Facing Eviction: Arab-Bedouin Seek Support in Central Tel Aviv

At the initiative of “Standing Together,” Arab-Bedouin set up a protest tent on Tel Aviv’s central Rothschild Boulevard on Friday, May 20, in an effort to highlight the plight of two unrecognized villages in the Negev slated for demolition.

Hadash MKs Dov Khenin and Youssef Jabareen near the protest tent on Tel Aviv’s central Rothschild Boulevard on Friday, May 20

Hadash MKs Dov Khenin and Youssef Jabareen near the protest tent on Tel Aviv’s central Rothschild Boulevard on Friday, May 20 (Photo: Al Ittihad)

Umm el-Hiran, home to nearly 500 people, was established by the Bedouin al-Qia’an tribe in 1956 in coordination with the Israeli army, after nearly a decade of dispute. Following the 1948 War, the tribe members were evicted by Israeli soldiers from their homes in the northwestern Negev, near Kibbutz Shoval, and were serially transferred to various temporary locations until finally being moved to the current site of the village. The story of the neighboring village of Atir is very similar. Today, a new Jewish town, to be named Hiran, is planned for construction in place of Um el-Hiran and Atir. Initially, the new community will include 2,500 housing units for mostly religious Jewish families.

The Bedouin residents of Um el-Hiran and Atir have appealed their eviction and destruction of their villages through the court system, but their claims have in large part been rejected. The courts have ruled that these actions do not constitute discrimination, as the Bedouin could theoretically live in the new town as well. (However, this ruling disingenuously ignores the right of community associations in Israel to reject applications from persons desiring to reside there if the applicants are considered by the association to be “incompatible with the life of the community.”) The final appeal to the Supreme Court to keep their villages from being demolished was rejected in January.

Speaking at Friday’s event in Tel Aviv, Hadash MK Youssef Jabareen (Joint List) said: “There has got to be a lot of insensitivity and numbness not to think about the uprooting of 1,500 people.” Jabareen maintains that the case of Um el-Hiran is special because it undermines the usual claims made by the state before the evacuation and destruction of an unrecognized village: “The government usually raises two arguments against the Arab-Bedouin communities in the Negev: that the residents invaded the land or that there isn’t a technical planning option to establish a legal settlement. In the case of Umm al-Hiran, neither of these holds up,” he said.

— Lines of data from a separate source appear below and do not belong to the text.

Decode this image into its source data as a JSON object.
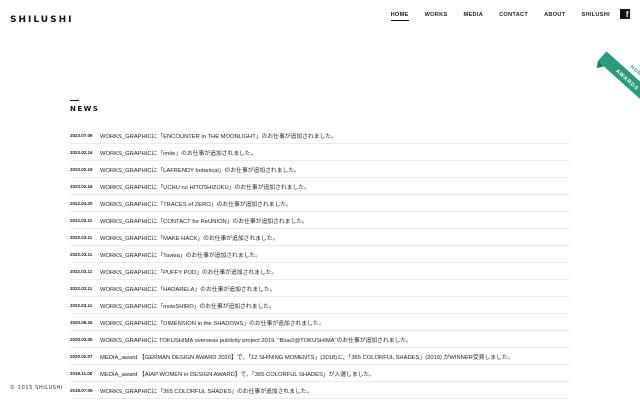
{
  "logo": "SHILUSHI",
  "nav": [
    {
      "label": "HOME",
      "active": true
    },
    {
      "label": "WORKS",
      "active": false
    },
    {
      "label": "MEDIA",
      "active": false
    },
    {
      "label": "CONTACT",
      "active": false
    },
    {
      "label": "ABOUT",
      "active": false
    },
    {
      "label": "SHILUSHI",
      "active": false
    }
  ],
  "facebook": {
    "glyph": "f",
    "icon": "facebook-icon"
  },
  "ribbon": {
    "line1": "HONORS",
    "line2": "AWARDS",
    "color": "#2c9a7e"
  },
  "news": {
    "title": "NEWS",
    "items": [
      {
        "date": "2023.07.06",
        "text": "WORKS_GRAPHICに「ENCOUNTER in THE MOONLIGHT」のお仕事が追加されました。"
      },
      {
        "date": "2023.02.16",
        "text": "WORKS_GRAPHICに「imite」のお仕事が追加されました。"
      },
      {
        "date": "2023.02.16",
        "text": "WORKS_GRAPHICに「LAFRENDY botanical」のお仕事が追加されました。"
      },
      {
        "date": "2023.02.16",
        "text": "WORKS_GRAPHICに「UCHU no HITOSHIZUKU」のお仕事が追加されました。"
      },
      {
        "date": "2022.04.20",
        "text": "WORKS_GRAPHICに「TRACES of ZERO」のお仕事が追加されました。"
      },
      {
        "date": "2022.03.11",
        "text": "WORKS_GRAPHICに「CONTACT for ReUNION」のお仕事が追加されました。"
      },
      {
        "date": "2022.03.11",
        "text": "WORKS_GRAPHICに「MAKE HACK」のお仕事が追加されました。"
      },
      {
        "date": "2022.03.11",
        "text": "WORKS_GRAPHICに「Taviea」のお仕事が追加されました。"
      },
      {
        "date": "2022.03.11",
        "text": "WORKS_GRAPHICに「PUFFY POD」のお仕事が追加されました。"
      },
      {
        "date": "2022.03.11",
        "text": "WORKS_GRAPHICに「HADARELA」のお仕事が追加されました。"
      },
      {
        "date": "2022.03.11",
        "text": "WORKS_GRAPHICに「mowSHIRO」のお仕事が追加されました。"
      },
      {
        "date": "2020.06.26",
        "text": "WORKS_GRAPHICに「DIMENSION in the SHADOWS」のお仕事が追加されました。"
      },
      {
        "date": "2020.03.05",
        "text": "WORKS_GRAPHICに TOKUSHIMA overseas publicity project 2019. \"Blue2@TOKUSHIMA\"のお仕事が追加されました。"
      },
      {
        "date": "2020.02.07",
        "text": "MEDIA_award 【GERMAN DESIGN AWARD 2020】で、「12 SHINING MOMENTS」(2018)と、「365 COLORFUL SHADES」(2019) がWINNER受賞しました。"
      },
      {
        "date": "2019.11.08",
        "text": "MEDIA_award 【AIAP WOMEN in DESIGN AWARD】で、「365 COLORFUL SHADES」が入選しました。"
      },
      {
        "date": "2019.07.09",
        "text": "WORKS_GRAPHICに「365 COLORFUL SHADES」のお仕事が追加されました。"
      }
    ]
  },
  "copyright": "© 2015 SHILUSHI"
}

MK Jabareen continued: “The court ruled that the residents were transferred to the area by state authorities. In addition, the fact that the authorities are planning to build a new settlement in the same place proves that local planning is an option. Under these circumstances, the facts tell the whole story.”

Umm el-Hiran has become a flashpoint in the battle for civil rights of Arab-Bedouin in the Negev. The villagers’ struggle was championed in 2013 by Adalah, the Legal Center for Arab Minority Rights in Israel, because of the perceived strength of their claims to the land. The courts have ruled, however, that the villagers were never given property rights to the land, but were meant to be moved there as a temporary solution. In the last couple of months, two key events have taken place in the Negev, not far from Umm al-Hiran, as a show of solidarity with its residents: The central commemoration of Land Day, this year marking the 40th anniversary, (March 30) and the 19th annual March of Return (May 11).